Most salespeople still think of “leads” as worthless and not worthy of their attention. This is based on their experience with leads from trade shows and advertising. Most of those leads don’t pay off for the sale person. The result? Sales reps don’t follow up on most of the leads that are gathered this way.
With a properly implemented and maintained inbound marketing program, those leads are a lot warmer and more valuable. By the time a lead is sent to the rep, they’ve interacted with you several times and have expressed a real interest in your products.
Customers today, are going to find you online before you have a chance to find them. They’ll already have done their homework. When they’re ready to talk to a rep, they are already way down the sales funnel. Just the type of lead a rep loves.
Start making your salespeople more productive.
My first two ideas are easy to implement. They also don’t cost very much so they won’t put a dent in your budget. The most important part of these is the copy! Use a good writer and make sure they understand the purpose of the copy they’re drafting.
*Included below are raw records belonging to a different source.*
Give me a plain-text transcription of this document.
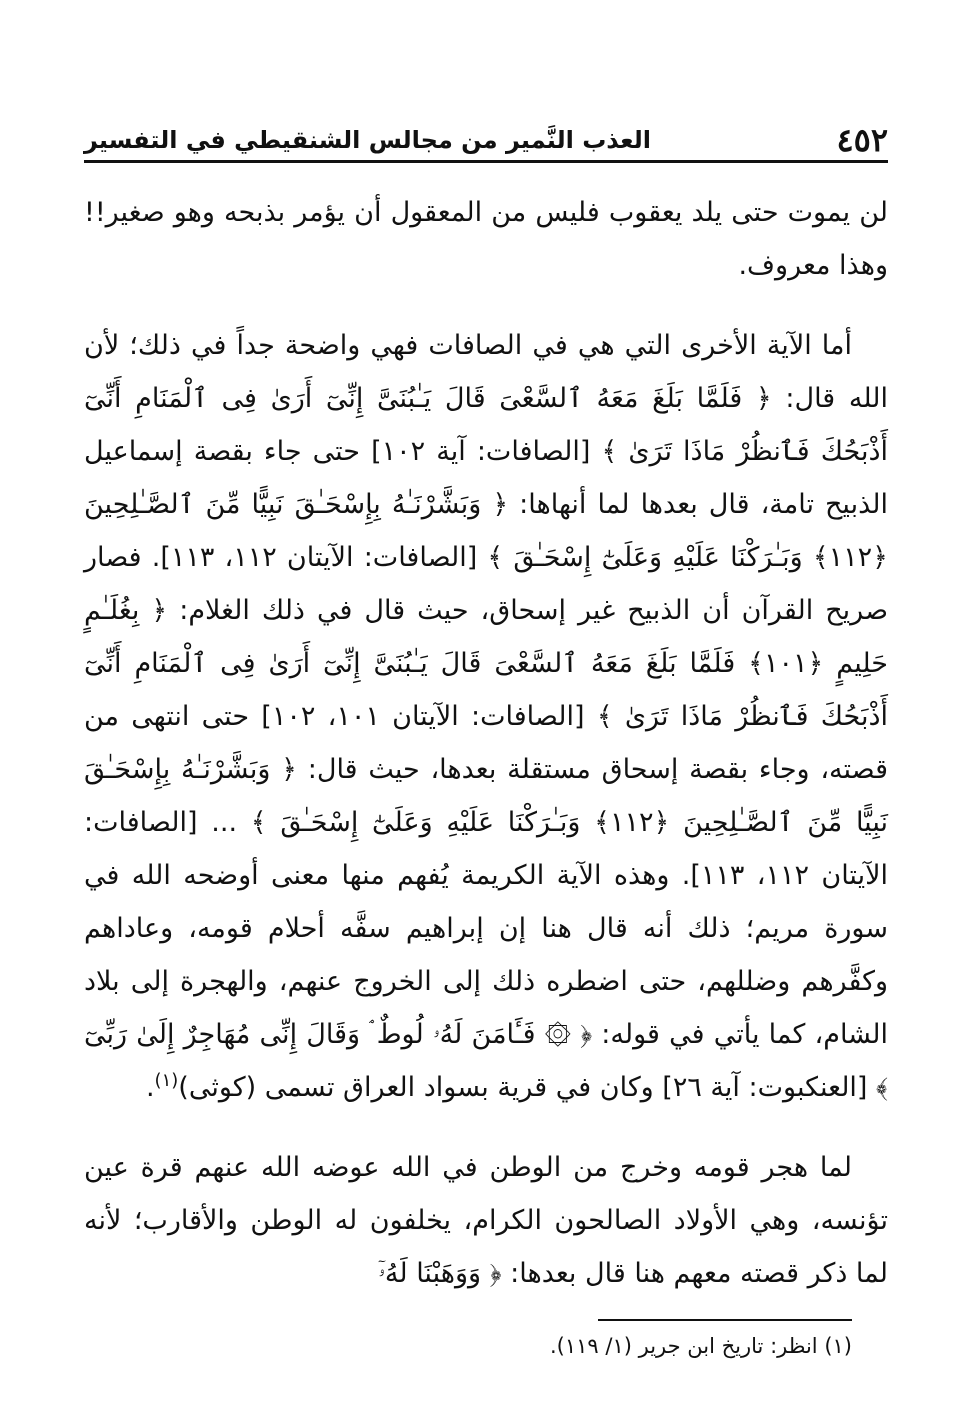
٤٥٢
العذب النَّمير من مجالس الشنقيطي في التفسير

لن يموت حتى يلد يعقوب فليس من المعقول أن يؤمر بذبحه وهو صغير!! وهذا معروف.

أما الآية الأخرى التي هي في الصافات فهي واضحة جداً في ذلك؛ لأن الله قال: ﴿ فَلَمَّا بَلَغَ مَعَهُ ٱلسَّعْىَ قَالَ يَـٰبُنَىَّ إِنِّىٓ أَرَىٰ فِى ٱلْمَنَامِ أَنِّىٓ أَذْبَحُكَ فَٱنظُرْ مَاذَا تَرَىٰ ﴾ [الصافات: آية ١٠٢] حتى جاء بقصة إسماعيل الذبيح تامة، قال بعدها لما أنهاها: ﴿ وَبَشَّرْنَـٰهُ بِإِسْحَـٰقَ نَبِيًّا مِّنَ ٱلصَّـٰلِحِينَ ﴿١١٢﴾ وَبَـٰرَكْنَا عَلَيْهِ وَعَلَىٰٓ إِسْحَـٰقَ ﴾ [الصافات: الآيتان ١١٢، ١١٣]. فصار صريح القرآن أن الذبيح غير إسحاق، حيث قال في ذلك الغلام: ﴿ بِغُلَـٰمٍ حَلِيمٍ ﴿١٠١﴾ فَلَمَّا بَلَغَ مَعَهُ ٱلسَّعْىَ قَالَ يَـٰبُنَىَّ إِنِّىٓ أَرَىٰ فِى ٱلْمَنَامِ أَنِّىٓ أَذْبَحُكَ فَٱنظُرْ مَاذَا تَرَىٰ ﴾ [الصافات: الآيتان ١٠١، ١٠٢] حتى انتهى من قصته، وجاء بقصة إسحاق مستقلة بعدها، حيث قال: ﴿ وَبَشَّرْنَـٰهُ بِإِسْحَـٰقَ نَبِيًّا مِّنَ ٱلصَّـٰلِحِينَ ﴿١١٢﴾ وَبَـٰرَكْنَا عَلَيْهِ وَعَلَىٰٓ إِسْحَـٰقَ ﴾ ... [الصافات: الآيتان ١١٢، ١١٣]. وهذه الآية الكريمة يُفهم منها معنى أوضحه الله في سورة مريم؛ ذلك أنه قال هنا إن إبراهيم سفَّه أحلام قومه، وعاداهم وكفَّرهم وضللهم، حتى اضطره ذلك إلى الخروج عنهم، والهجرة إلى بلاد الشام، كما يأتي في قوله: ﴿ ۞ فَـَٔامَنَ لَهُۥ لُوطٌ ۘ وَقَالَ إِنِّى مُهَاجِرٌ إِلَىٰ رَبِّىٓ ﴾ [العنكبوت: آية ٢٦] وكان في قرية بسواد العراق تسمى (كوثى)$^{(١)}$.

لما هجر قومه وخرج من الوطن في الله عوضه الله عنهم قرة عين تؤنسه، وهي الأولاد الصالحون الكرام، يخلفون له الوطن والأقارب؛ لأنه لما ذكر قصته معهم هنا قال بعدها: ﴿ وَوَهَبْنَا لَهُۥٓ

(١) انظر: تاريخ ابن جرير (١/ ١١٩).
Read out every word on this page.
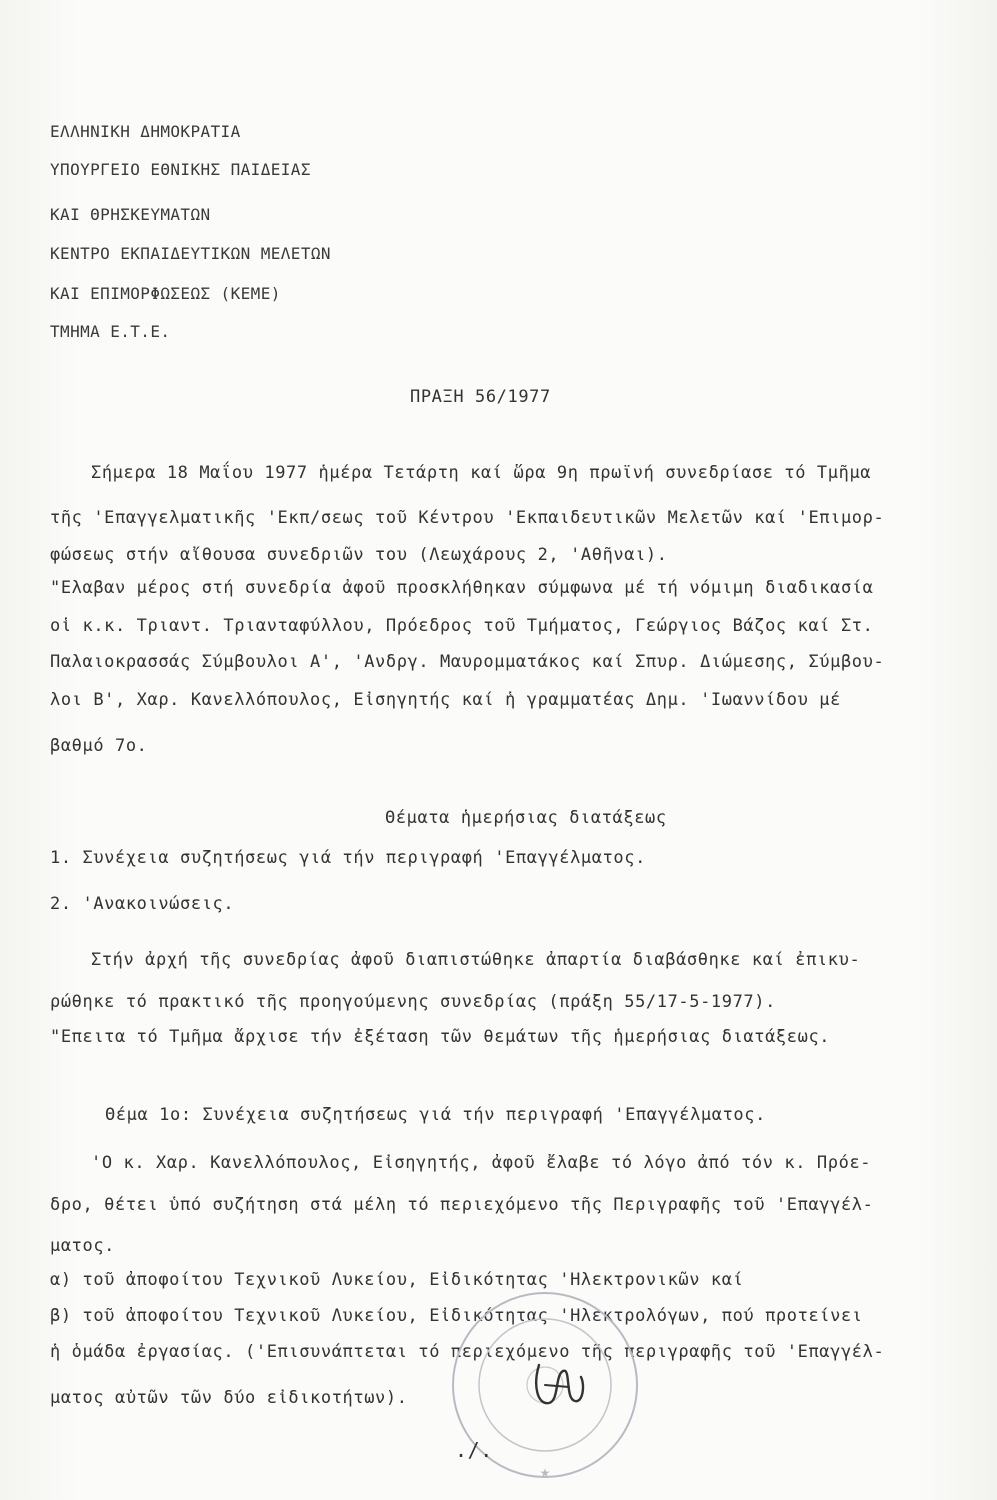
ΕΛΛΗΝΙΚΗ ΔΗΜΟΚΡΑΤΙΑ
ΥΠΟΥΡΓΕΙΟ ΕΘΝΙΚΗΣ ΠΑΙΔΕΙΑΣ
ΚΑΙ ΘΡΗΣΚΕΥΜΑΤΩΝ
ΚΕΝΤΡΟ ΕΚΠΑΙΔΕΥΤΙΚΩΝ ΜΕΛΕΤΩΝ
ΚΑΙ ΕΠΙΜΟΡΦΩΣΕΩΣ (ΚΕΜΕ)
ΤΜΗΜΑ Ε.Τ.Ε.
ΠΡΑΞΗ 56/1977
Σήμερα 18 Μαΐου 1977 ἡμέρα Τετάρτη καί ὥρα 9η πρωϊνή συνεδρίασε τό Τμῆμα
τῆς 'Επαγγελματικῆς 'Εκπ/σεως τοῦ Κέντρου 'Εκπαιδευτικῶν Μελετῶν καί 'Επιμορ-
φώσεως στήν αἴθουσα συνεδριῶν του (Λεωχάρους 2, 'Αθῆναι).
"Ελαβαν μέρος στή συνεδρία ἀφοῦ προσκλήθηκαν σύμφωνα μέ τή νόμιμη διαδικασία
οἱ κ.κ. Τριαντ. Τριανταφύλλου, Πρόεδρος τοῦ Τμήματος, Γεώργιος Βάζος καί Στ.
Παλαιοκρασσάς Σύμβουλοι Α', 'Ανδργ. Μαυρομματάκος καί Σπυρ. Διώμεσης, Σύμβου-
λοι Β', Χαρ. Κανελλόπουλος, Εἰσηγητής καί ἡ γραμματέας Δημ. 'Ιωαννίδου μέ
βαθμό 7ο.
Θέματα ἡμερήσιας διατάξεως
1. Συνέχεια συζητήσεως γιά τήν περιγραφή 'Επαγγέλματος.
2. 'Ανακοινώσεις.
Στήν ἀρχή τῆς συνεδρίας ἀφοῦ διαπιστώθηκε ἀπαρτία διαβάσθηκε καί ἐπικυ-
ρώθηκε τό πρακτικό τῆς προηγούμενης συνεδρίας (πράξη 55/17-5-1977).
"Επειτα τό Τμῆμα ἄρχισε τήν ἐξέταση τῶν θεμάτων τῆς ἡμερήσιας διατάξεως.
Θέμα 1ο: Συνέχεια συζητήσεως γιά τήν περιγραφή 'Επαγγέλματος.
'Ο κ. Χαρ. Κανελλόπουλος, Εἰσηγητής, ἀφοῦ ἔλαβε τό λόγο ἀπό τόν κ. Πρόε-
δρο, θέτει ὑπό συζήτηση στά μέλη τό περιεχόμενο τῆς Περιγραφῆς τοῦ 'Επαγγέλ-
ματος.
α) τοῦ ἀποφοίτου Τεχνικοῦ Λυκείου, Εἰδικότητας 'Ηλεκτρονικῶν καί
β) τοῦ ἀποφοίτου Τεχνικοῦ Λυκείου, Εἰδικότητας 'Ηλεκτρολόγων, πού προτείνει
ἡ ὁμάδα ἐργασίας. ('Επισυνάπτεται τό περιεχόμενο τῆς περιγραφῆς τοῦ 'Επαγγέλ-
ματος αὐτῶν τῶν δύο εἰδικοτήτων).
★
./.
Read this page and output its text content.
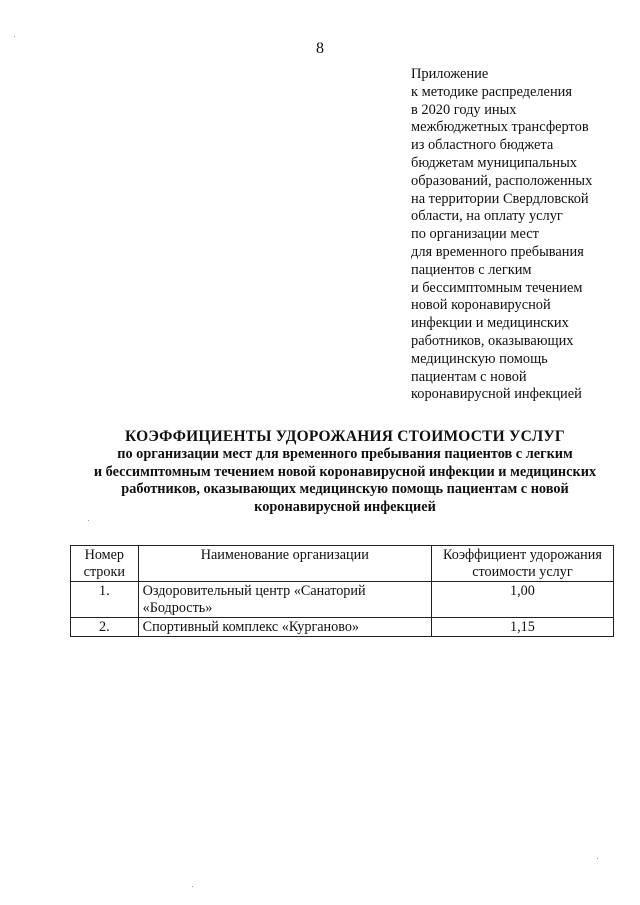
8
Приложение
к методике распределения
в 2020 году иных
межбюджетных трансфертов
из областного бюджета
бюджетам муниципальных
образований, расположенных
на территории Свердловской
области, на оплату услуг
по организации мест
для временного пребывания
пациентов с легким
и бессимптомным течением
новой коронавирусной
инфекции и медицинских
работников, оказывающих
медицинскую помощь
пациентам с новой
коронавирусной инфекцией
КОЭФФИЦИЕНТЫ УДОРОЖАНИЯ СТОИМОСТИ УСЛУГ
по организации мест для временного пребывания пациентов с легким
и бессимптомным течением новой коронавирусной инфекции и медицинских
работников, оказывающих медицинскую помощь пациентам с новой
коронавирусной инфекцией
Номер строки	Наименование организации	Коэффициент удорожания стоимости услуг
1.	Оздоровительный центр «Санаторий «Бодрость»	1,00
2.	Спортивный комплекс «Курганово»	1,15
Idea number three doesn’t have to cost a lot, either. It’s more about changing culture and attitude. Everyone in the company should be focused on helping the salespeople by taking over once a customer has been sold. I see too many companies where the salesperson has to spend most of their time being a “fixer,” helping customers navigate the bureaucracy of their company. It can almost seem like the customer is dealing with a Third World nation, where unless you know someone or how to play the game, it’s a real struggle to get what you want.
These are small changes that can give you big results. If you try them out, you’ll wonder why you haven’t been doing it this way all along.